Following an interesting post by Roman Rackwitz suggesting a progressive scale for Gamification and the ongoing Quora discussion over the next evolution of Gamification I thought I’d share my two cents worth here on the blog.
Gamification is a toolkit of many mechanics, techniques and thinking grouped together under one umbrella heading.
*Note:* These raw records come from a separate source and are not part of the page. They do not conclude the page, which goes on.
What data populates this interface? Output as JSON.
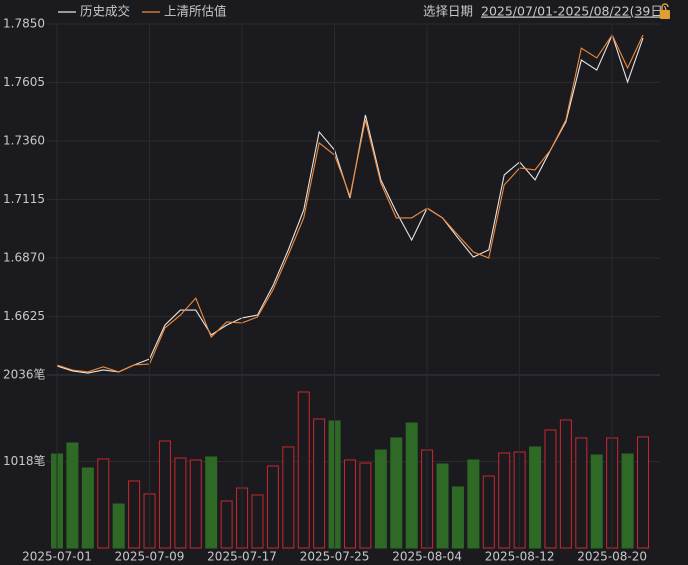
{
  "date_picker": {
    "label": "选择日期",
    "range": "2025/07/01-2025/08/22(39日)"
  },
  "chart_data": [
    {
      "type": "line",
      "series": [
        {
          "name": "历史成交",
          "color": "#e6e6e6",
          "values": [
            1.6418,
            1.6397,
            1.6388,
            1.6401,
            1.6393,
            1.6422,
            1.6447,
            1.6589,
            1.6652,
            1.6652,
            1.6548,
            1.6589,
            1.6619,
            1.6631,
            1.6753,
            1.6904,
            1.7071,
            1.7398,
            1.7322,
            1.7121,
            1.7469,
            1.7197,
            1.7063,
            1.6945,
            1.7079,
            1.7038,
            1.6954,
            1.6874,
            1.6904,
            1.7218,
            1.7272,
            1.7197,
            1.7322,
            1.744,
            1.7699,
            1.7657,
            1.7804,
            1.7607,
            1.7791
          ]
        },
        {
          "name": "上清所估值",
          "color": "#f08a3c",
          "values": [
            1.6422,
            1.6401,
            1.6393,
            1.6414,
            1.6393,
            1.6422,
            1.6426,
            1.6577,
            1.6631,
            1.6702,
            1.6539,
            1.6602,
            1.6598,
            1.6623,
            1.6736,
            1.6883,
            1.7038,
            1.7352,
            1.7301,
            1.713,
            1.7448,
            1.7184,
            1.7038,
            1.7038,
            1.7079,
            1.7038,
            1.6966,
            1.6895,
            1.687,
            1.7176,
            1.7247,
            1.7239,
            1.7322,
            1.7448,
            1.7749,
            1.7708,
            1.7804,
            1.7666,
            1.7804
          ]
        }
      ],
      "ylim": [
        1.638,
        1.785
      ],
      "yticks": [
        {
          "value": 1.785,
          "label": "1.7850"
        },
        1.7605,
        {
          "value": 1.736,
          "label": "1.7360"
        },
        1.7115,
        {
          "value": 1.687,
          "label": "1.6870"
        },
        1.6625
      ],
      "grid": true
    },
    {
      "type": "bar",
      "categories": [
        "2025-07-01",
        null,
        null,
        null,
        null,
        null,
        "2025-07-09",
        null,
        null,
        null,
        null,
        null,
        "2025-07-17",
        null,
        null,
        null,
        null,
        null,
        "2025-07-25",
        null,
        null,
        null,
        null,
        null,
        "2025-08-04",
        null,
        null,
        null,
        null,
        null,
        "2025-08-12",
        null,
        null,
        null,
        null,
        null,
        "2025-08-20",
        null,
        null
      ],
      "values": [
        1106,
        1236,
        942,
        1048,
        518,
        789,
        636,
        1259,
        1059,
        1036,
        1071,
        553,
        706,
        624,
        965,
        1189,
        1836,
        1518,
        1495,
        1036,
        1000,
        1153,
        1295,
        1471,
        1153,
        989,
        718,
        1036,
        847,
        1118,
        1130,
        1189,
        1389,
        1507,
        1295,
        1095,
        1295,
        1106,
        1307
      ],
      "colors": [
        "#2e6a26",
        "#2e6a26",
        "#2e6a26",
        "#c8282c",
        "#2e6a26",
        "#c8282c",
        "#c8282c",
        "#c8282c",
        "#c8282c",
        "#c8282c",
        "#2e6a26",
        "#c8282c",
        "#c8282c",
        "#c8282c",
        "#c8282c",
        "#c8282c",
        "#c8282c",
        "#c8282c",
        "#2e6a26",
        "#c8282c",
        "#c8282c",
        "#2e6a26",
        "#2e6a26",
        "#2e6a26",
        "#c8282c",
        "#2e6a26",
        "#2e6a26",
        "#2e6a26",
        "#c8282c",
        "#c8282c",
        "#c8282c",
        "#2e6a26",
        "#c8282c",
        "#c8282c",
        "#c8282c",
        "#2e6a26",
        "#c8282c",
        "#2e6a26",
        "#c8282c"
      ],
      "ylim": [
        0,
        2036
      ],
      "yticks": [
        {
          "value": 1018,
          "label": "1018笔"
        },
        {
          "value": 2036,
          "label": "2036笔"
        }
      ]
    }
  ]
}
As such I don’t want to be specific about combinations of mechanics or even how and where they are used – there are so many uses for gamification it’s difficult to make broad categorisations along those lines.
However I think there are three basic phases that we can see with most gamification initiatives fitting somewhere on a 3 phase evolutionary scale:
Phase 1 Gamification – Discrete Mechanics
In Phase 1 Gamification, organisations use discrete mechanics borrowed from game design to apply to their problems – this might be the use of just one mechanic such as a Leaderboard (such as MTV blogger leaderboard at the Video and Music Awards last week by Leaderboarded) or a single badge.
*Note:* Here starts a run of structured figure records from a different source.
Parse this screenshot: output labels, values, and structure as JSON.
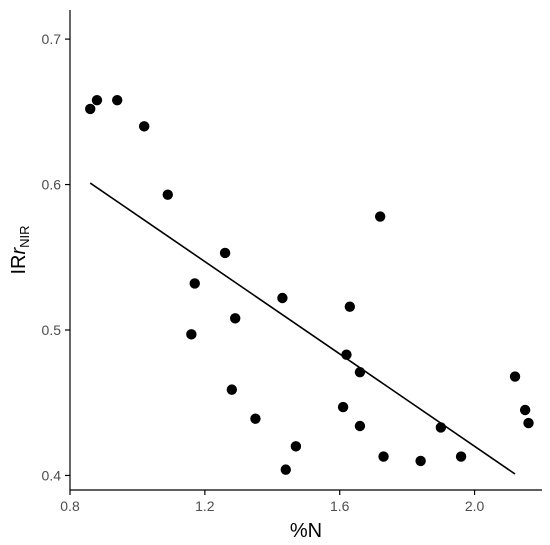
{
  "chart_data": {
    "type": "scatter",
    "title": "",
    "xlabel": "%N",
    "ylabel": {
      "main": "IR",
      "italic": "r",
      "subscript": "NIR"
    },
    "xlim": [
      0.8,
      2.2
    ],
    "ylim": [
      0.39,
      0.72
    ],
    "xticks": [
      {
        "value": 0.8,
        "label": "0.8"
      },
      {
        "value": 1.2,
        "label": "1.2"
      },
      {
        "value": 1.6,
        "label": "1.6"
      },
      {
        "value": 2.0,
        "label": "2.0"
      }
    ],
    "yticks": [
      {
        "value": 0.4,
        "label": "0.4"
      },
      {
        "value": 0.5,
        "label": "0.5"
      },
      {
        "value": 0.6,
        "label": "0.6"
      },
      {
        "value": 0.7,
        "label": "0.7"
      }
    ],
    "grid": false,
    "legend": "none",
    "point_color": "#000000",
    "points": [
      {
        "x": 0.86,
        "y": 0.652
      },
      {
        "x": 0.88,
        "y": 0.658
      },
      {
        "x": 0.94,
        "y": 0.658
      },
      {
        "x": 1.02,
        "y": 0.64
      },
      {
        "x": 1.09,
        "y": 0.593
      },
      {
        "x": 1.16,
        "y": 0.497
      },
      {
        "x": 1.17,
        "y": 0.532
      },
      {
        "x": 1.26,
        "y": 0.553
      },
      {
        "x": 1.28,
        "y": 0.459
      },
      {
        "x": 1.29,
        "y": 0.508
      },
      {
        "x": 1.35,
        "y": 0.439
      },
      {
        "x": 1.43,
        "y": 0.522
      },
      {
        "x": 1.44,
        "y": 0.404
      },
      {
        "x": 1.47,
        "y": 0.42
      },
      {
        "x": 1.61,
        "y": 0.447
      },
      {
        "x": 1.62,
        "y": 0.483
      },
      {
        "x": 1.63,
        "y": 0.516
      },
      {
        "x": 1.66,
        "y": 0.471
      },
      {
        "x": 1.66,
        "y": 0.434
      },
      {
        "x": 1.72,
        "y": 0.578
      },
      {
        "x": 1.73,
        "y": 0.413
      },
      {
        "x": 1.84,
        "y": 0.41
      },
      {
        "x": 1.9,
        "y": 0.433
      },
      {
        "x": 1.96,
        "y": 0.413
      },
      {
        "x": 2.12,
        "y": 0.468
      },
      {
        "x": 2.15,
        "y": 0.445
      },
      {
        "x": 2.16,
        "y": 0.436
      }
    ],
    "trend_line": {
      "x1": 0.86,
      "y1": 0.601,
      "x2": 2.12,
      "y2": 0.401
    }
  }
}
Phase 2 Gamification – Connected Mechanics
In Phase 2, the mechanics are connected together to produce a more ‘gamified’ overall experience. This is the full gamification approach we see as made possible with Gamification platforms such as Badgeville used by Samsung, Bunchball’s Salesforce Nitro or Rap Artist Chamillionaire’s Chamillitary site by BigDoor.
Phase 3 Gamification – Flexible Mechanics
In Phase 3, the mechanics become flexible for use by the players themselves. We are just at the early stages of this, but witness how a manager can change the leaderboard weighting in a tool like Leaderboarded or how a manager can create their own badges in HR software Rypple. While neither of these are true phase 3 gamification,(this is still manager led change), it is made easy through an end-user interface. I look forward to hearing of true phase 3 examples which give the players creative control with the ability to change the rules of the game.
Note: I originally called Flexible Mechanics – “Rewiring” in this post but the name doesn’t matter that much, it’s the principle that counts.